The above link mentions LIM report as separate from RatePayer Details

But I cannot find the similar link for wellington properties.

Is this report refers to rate payer or owner information for wellington?

http://wellington.govt.nz/~/media/s.../property/files/propertyreportapplication.pdf 


The below is the full list of reports provided by WCC. 

Property - Property information - Wellington City Council 


Link to apply for reports

https://apps.wcc.govt.nz/limrequest//limRequest.do 

I am looking to get info of an apartment which is in a building containing 60 flats so I feel I have to pay 234 nzd ? is that correct?

--------------------------------
LINZ has some other form as below ? is this one which should be ordered ?

https://apps.linz.govt.nz/survey-titles/order-copy/ 


There's another link on LINZ which talks about Property title plans. is this the LIM report which I dont want to order or some other report?

Property titles & plans | Land Information New Zealand (LINZ)

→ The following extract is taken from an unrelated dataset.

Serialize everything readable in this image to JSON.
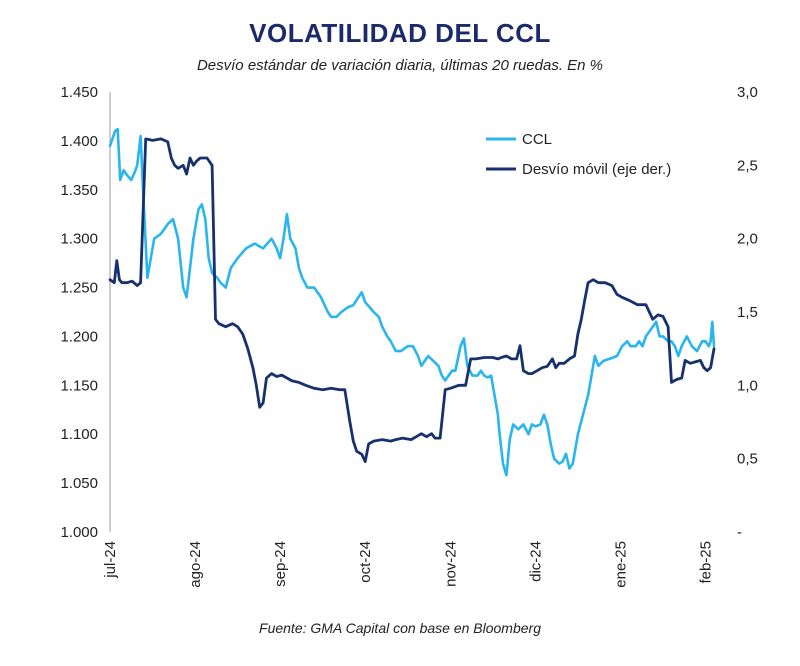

Thanks in advance or your help


----------



## aspire (Apr 6, 2013)

https://apps.linz.govt.nz/survey-titles/order-copy/ 
It asks to fill Land Record Order Form if i fill it then on the second page I am asked to select type of land record ( certificate of title) 
will that suffice?




aspire said:


> Hi,
> I am from Wellington and interested in few properties and would like to get in touch with the owners to know if they are interested to sell and get some details about property.
> I am aware that some city councils provide that info
> example Christchurch city council provides the information below
> ...


----------



## escapedtonz (Apr 6, 2012)

aspire said:


> Hi,
> I am from Wellington and interested in few properties and would like to get in touch with the owners to know if they are interested to sell and get some details about property.
> I am aware that some city councils provide that info
> example Christchurch city council provides the information below
> ...


Are the properties you are interested in advertised for sale ?


----------



## aspire (Apr 6, 2013)

hi thanks for checking
That property was listed some time back but I cant find it on internet now.


----------